En ella, a veces lo que se juega es una identificación con esa modestia y retraimiento que ellos han vivido, por ejemplo, por ser inmigrantes o por vivir en un barrio determinado. Aunque la siguiente generación ya no pertenezca a esa condición social reproduce el comportamiento de las figuras parentales, viven la vergüenza de ellos en su propia carne.
En otras ocasiones el cambio de clase social puede despertar este sentimiento. Si bien en nuestra sociedad está muy bien valorado el ascenso social no se tiene en cuenta que no implica sólo un cambio en las condiciones económicas, sino que el tránsito comporta reconocer e integrar una serie de códigos, de referencias, de formas de moverse por el mundo, además de los aparentes cambios en la vestimenta, el lugar de residencia, las actividades de ocio, etc.

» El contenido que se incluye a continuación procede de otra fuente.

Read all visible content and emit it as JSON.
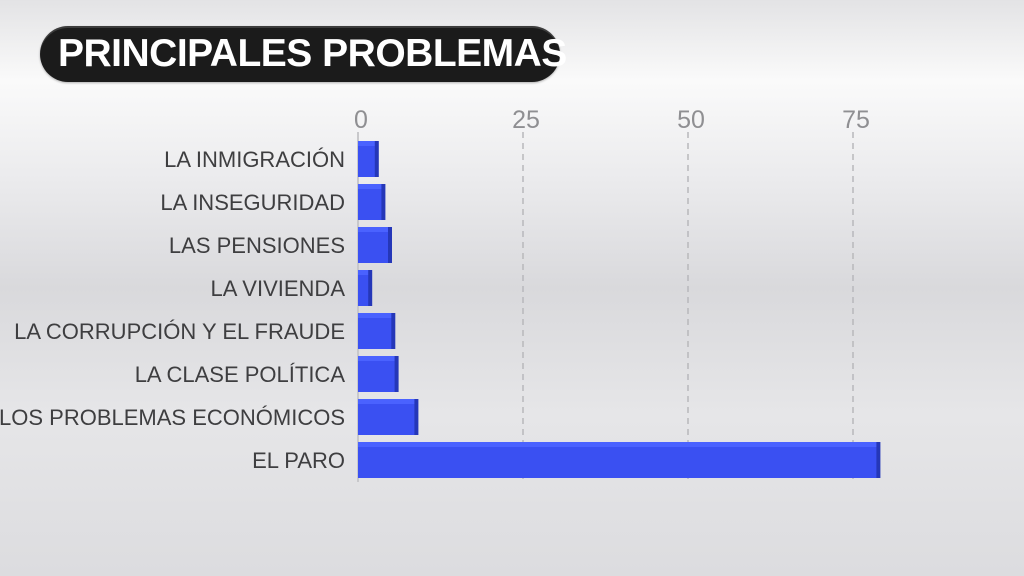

Este pasaje requiere un proceso de elaboración psíquica para que el individuo pueda llegar a asumir aquello por lo que luchó. Entonces, la vergüenza puede aparecer en los momentos en los que se evidencia el origen y el proceso de asunción aún no se ha hecho carne. Económicamente o culturalmente se pertenece a una clase, pero la vergüenza es el indicador de un origen considerado inferior que aún permanece.
Hasta aquí hemos abordado la vergüenza como intimidatoria cuando actúa hacia uno mismo, con la otra cara de manipulación cuando es dirigida como amenaza hacia los otros, la vergüenza como inhibidora del pensamiento no sólo sexual sino también intelectual y reforzada por la religión católica. Por último, la vergüenza vinculada con el propio origen.
A partir de aquí nos gustaría introducirnos en las ideas de algunos filósofos para ver qué otras cuestiones nos permiten pensar.
Hacer un recorrido por todos aquellos filósofos que han recogido este tema sería un trabajo interminable. Por ello nos detendremos sólo en algunos fragmentos de las obras de tres filósofos: Aristóteles, René Descartes y Baruch Spinoza, con el objetivo de ampliar nuestro entendimiento.
En cada uno de ellos haremos una breve introducción a sus nociones para poder enmarcar de una forma más adecuada las ideas que plantean.
En la teoría aristotélica toda acción humana tiene un fin en sí mismo, y ese fin lleva justamente a un bien.[10] No hay un único bien, sino que hay muchos tipos de bienes y pueden ser clasificados de varias maneras, por ejemplo, los pertenecientes al alma, como las virtudes, los pertenecientes al cuerpo, como la belleza, los exteriores como el poder y la riqueza.[11]
No todo fin que un hombre se proponga alcanzar es de por sí bueno. El actuar bien viene dado de antemano por una costumbre social, por la educación y, sobre todo, por las leyes que rigen la comunidad. La repetición de las buenas decisiones es lo que genera el hábito de actuar bien.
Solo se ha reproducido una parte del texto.